Nicole Lee ’02, one of the Law School’s most accomplished alumnae in the area of human rights advocacy, brought a message of inspiration – and some practical tips on working in the field – to the next generation of activists.
Lee is the president of TransAfrica, in Washington, D.C., which advocates on foreign policy issues related to people of African descent worldwide, with emphasis on U.S. trade and aid policies. She spoke to about a dozen students on Oct. 23, at the invitation of SUNY Buffalo Law’s Career Services Office.
As alumni and faculty of the Law School continue to make a difference not just nationally but globally, human rights issues are among the forefront of concern. Lee recounted the history and mission of TransAfrica, and spoke of what it takes to work in this specialized area of legal advocacy.
Importantly, she said, “we work with community groups on the ground. We do not impose our opinions or beliefs.” For example, she said, “I don’t live in Uganda, and I’m not Ugandan. I can’t possibly understand what is the best solution for Uganda. … We talk a lot about amplifying voices from the ground, not speaking for them. There’s no such thing as a voiceless person.

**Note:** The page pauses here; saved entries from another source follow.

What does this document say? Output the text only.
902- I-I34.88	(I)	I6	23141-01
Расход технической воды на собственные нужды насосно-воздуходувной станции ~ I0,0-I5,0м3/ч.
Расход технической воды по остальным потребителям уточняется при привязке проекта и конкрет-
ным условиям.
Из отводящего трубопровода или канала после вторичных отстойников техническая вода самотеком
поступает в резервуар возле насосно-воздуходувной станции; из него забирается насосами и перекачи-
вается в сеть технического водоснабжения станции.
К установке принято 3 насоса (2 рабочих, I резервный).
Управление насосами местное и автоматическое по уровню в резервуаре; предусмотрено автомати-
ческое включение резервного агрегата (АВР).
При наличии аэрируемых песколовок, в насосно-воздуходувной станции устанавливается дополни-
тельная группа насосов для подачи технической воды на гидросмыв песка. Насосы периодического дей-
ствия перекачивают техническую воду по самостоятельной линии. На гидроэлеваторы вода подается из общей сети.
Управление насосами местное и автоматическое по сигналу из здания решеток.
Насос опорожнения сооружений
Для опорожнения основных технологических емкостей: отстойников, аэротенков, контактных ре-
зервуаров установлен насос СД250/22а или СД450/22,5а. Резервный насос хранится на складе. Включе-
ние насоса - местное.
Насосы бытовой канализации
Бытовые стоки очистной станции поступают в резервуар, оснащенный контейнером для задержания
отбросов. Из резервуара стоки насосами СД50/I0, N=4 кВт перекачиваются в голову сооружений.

Everyone has a voice, everyone has a perspective.”
Her own work in human rights law, Lee said, is “very much rooted in domestic policy work.” That affords her a perspective on the human rights struggles of those on U.S. soil, and, she says, “I’m really glad for that, because there’s no ‘othering’ that can go on, no saying, ‘It’s really messed up over there.’ Because it’s really messed up here as well. Let’s keep in perspective that countries have problems, peoples have problems, communities have problems, and we have to use whatever resources we have to try to help that.”
Lee said she was drawn to SUNY Buffalo Law as a student by the presence of Dean Makau W. Mutua, internationally known in the field of human rights law. During law school she had an internship in South Africa (“very difficult, very unsettling but very good, a great experience in the end”), worked in Haiti for 2½ years, then went to Washington and to TransAfrica as a researcher. When the organization’s president left, she applied for the job: “I was the first person to actually live in the field, and I wanted to bring that experience to the job.”
For those who want to work in global human rights, Lee stressed the old lessons of thorough preparation and hard work. “Luck comes to those who prepare,” she said. “I really want to stress for you to take every opportunity to learn everything you can. We are not gifts to the planet just because we believe in human rights. You really need the skill set to do the work.
… You’re not just learning information, you’re learning how to work. And that’s really important, especially if you’re going to be in leadership. If you know two languages, learn another one. If you know four languages, great! You’re good at languages – keep on learning.”
To her largely female audience, Lee also spoke frankly about the eternal difficulty of balancing family and career, noting that at some nonprofits women encounter pressure not to have children. “I love what I do, but I am not going to let anybody tell me how to run my life,” she said. “I work really, really hard, but when it’s really important for my family, I’m there. It’s a constant juggle, but it’s OK. For me, the fact that I have kids has really enriched my life and it’s also really enriched my work.”
And about the work itself, she said: “There’s a lot of human interaction. I sit on the phone most of the day. I feel like I get very little done except phone calls and emails. It’s all about getting other folks to do what you need them to do. I talk all day. If you don’t like to talk, you can’t do this.”